Боже мой! Его передернуло. Но он сумел сохранить невозмутимость на лице и решил соврать, что бывал. Пустить пыль в глаза, и все такое. Наговорить кучу глупостей и вранья. Но она уже не слушала:
— В Америке?! — Зоя Кутью, как истая истеричка, задохнулась.
Ивон Поплавски стал смотреть в окно. Он не любил чужую слабость, пусть она была и женской. А истеричных особ в юбках на дух не переносил — своей хватало в виде жены, вспоминать о которой, разумеется, в данный момент совершенно не хотелось. Приеду, будет кормить холодными котлетами, с неприязнью представил он. И так каждый вечер в течение пятнадцати лет. С ума можно сойти. Нет, лучше не думать об этом.
Скалы были мокрыми, голые ветви с хлопьями тающего снега. Осклизлые корни, какие-то, потеки, похожие на сопли или слизь. Колеса разбрызгивали грязь. Навстречу ползла телега, запряженная быками. Едва разминулись. При этом Зоя Кутью тонко взвизгнула — еще полметра вправо и они бы благополучно скувырнулись по склону к домам и каменным заборам.
И пусть! Вдруг с озлоблением со всему женскому роду подумал он.
На крохотной площади в центре деревне — большего не позволяли скалы — ждали: староста и учитель в очках. Оба в сапогах и зипунах. На головах медвежьи шапки. На их свирепых, заросших лицах было написано: и какого лешего вас принесло? Сидели бы в своем городе. Мы и сами разберемся. Впрочем, лицо учителя, кажется, было бритым, но с густыми усами, закрывающими губы.
— Любезный! — Ивон Поплавски, не желая выходить, приоткрыл дверцу.
Староста сдернул шапку и подошел.
— Мы не ошиблись? Это Лучанцы.
— Верхние Лучанцы. Лучанцы ниже.
— Как ниже? — спросил Ивон Поплавски и с раздражением посмотрел на учителя.
Может, он окажется сметливей. Ни о каких верхних или нижних Лучанцах Ивон Поплавски не слышал. Есть одни Лучанцы — триста дворов и семилетняя школа — лучшая в районе. Из-за снега Ивон Поплавски не узнал местности. Последний раз он прибыл сюда по реке.
— Это Лучанцы, — уверенно ответил учитель. — Надо пройти метров пятьсот к реке.
Ивон Поплавски вздохнул. Пришлось покинуть теплый салон. Пока он помогал Зое Кутью, Калембал де Тру уже беседовал с перепуганным старостой и учителем и даже похлопывал последнего по плечу.
Через пять шагов площадь сузилась до размеров тротуара.
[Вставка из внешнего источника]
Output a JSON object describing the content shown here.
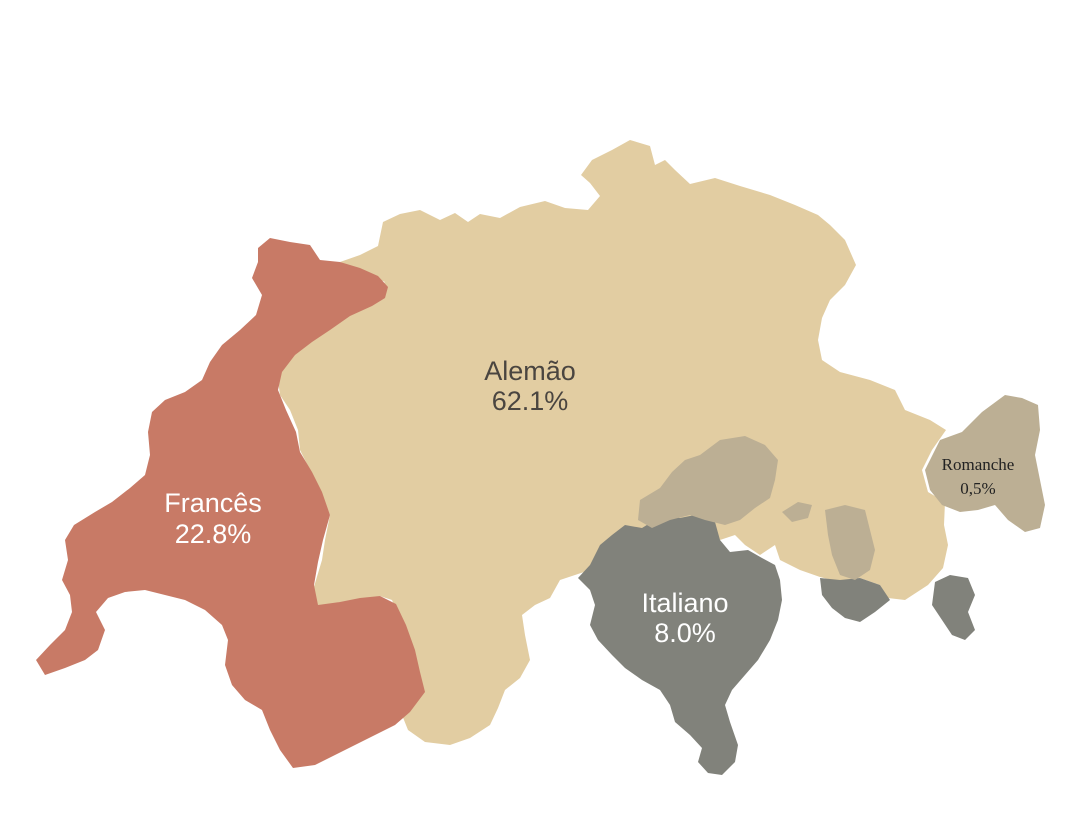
{
  "regions": {
    "german": {
      "name": "Alemão",
      "value": "62.1%",
      "color": "#e2cda2",
      "text_color": "#4a4540"
    },
    "french": {
      "name": "Francês",
      "value": "22.8%",
      "color": "#c87a66",
      "text_color": "#ffffff"
    },
    "italian": {
      "name": "Italiano",
      "value": "8.0%",
      "color": "#81827b",
      "text_color": "#ffffff"
    },
    "romansh": {
      "name": "Romanche",
      "value": "0,5%",
      "color": "#bcaf94",
      "text_color": "#222222"
    }
  }
}
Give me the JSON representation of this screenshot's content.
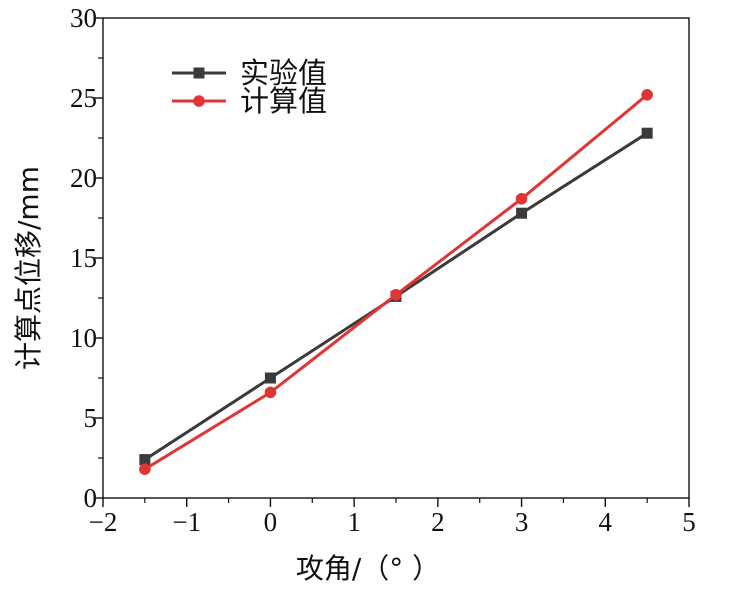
{
  "chart_data": {
    "type": "line",
    "xlabel": "攻角/（°  ）",
    "ylabel": "计算点位移/mm",
    "xlim": [
      -2,
      5
    ],
    "ylim": [
      0,
      30
    ],
    "x_ticks": [
      -2,
      -1,
      0,
      1,
      2,
      3,
      4,
      5
    ],
    "x_tick_labels": [
      "−2",
      "−1",
      "0",
      "1",
      "2",
      "3",
      "4",
      "5"
    ],
    "y_ticks": [
      0,
      5,
      10,
      15,
      20,
      25,
      30
    ],
    "y_tick_labels": [
      "0",
      "5",
      "10",
      "15",
      "20",
      "25",
      "30"
    ],
    "grid": false,
    "legend_position": "top-left",
    "series": [
      {
        "name": "实验值",
        "color": "#3a3a3a",
        "marker": "square",
        "x": [
          -1.5,
          0,
          1.5,
          3,
          4.5
        ],
        "y": [
          2.4,
          7.5,
          12.6,
          17.8,
          22.8
        ]
      },
      {
        "name": "计算值",
        "color": "#e03535",
        "marker": "circle",
        "x": [
          -1.5,
          0,
          1.5,
          3,
          4.5
        ],
        "y": [
          1.8,
          6.6,
          12.7,
          18.7,
          25.2
        ]
      }
    ]
  }
}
Впрочем, и тут весело бежал кривой ручей, и Поплавски галантно поддерживал Зою Кутью на особо скользких камнях, легко перешагивая с одного бережка на другой. Ранним утром, когда они садились в машины, да и в салоне машины, он не сумел разглядеть ее. А теперь оказалось, что она весьма недурна собой, экзальтированна, и вообще. Ивону Поплавски нравились такое женщины — современные и независимые. Надо же — поперлась в такую дыру. За дешевой сенсацией, что ли? То-то увидит. Разочаруется? За славой, решил он, поглядывая на нее: из-под модной шляпы выбились светлые локоны и кожа на лице порозовела. А недурственна. Совсем недурственна.
Внезапно долина расширилась, и они увидели деревню, скрытую в лощинах черными купами деревьев с клочьями тумана, казалось, стелющегося под самыми ногами. Дальше, гораздо дальше — так что только угадывалась — текла горная река. Все черно-белое, то рельефное, то смазанное. Без начала, без конца, обрамленное покатыми зимними горами. Должно быть, летом здесь очень неплохо, снисходительно подумал Ивон Поплавски, привыкший к европейским курортам.
Калембал де Труа уже устанавливал штатив, крепил аппарат и возился с тросиками. У него оказался большой нос и франтоватые крашеные усы.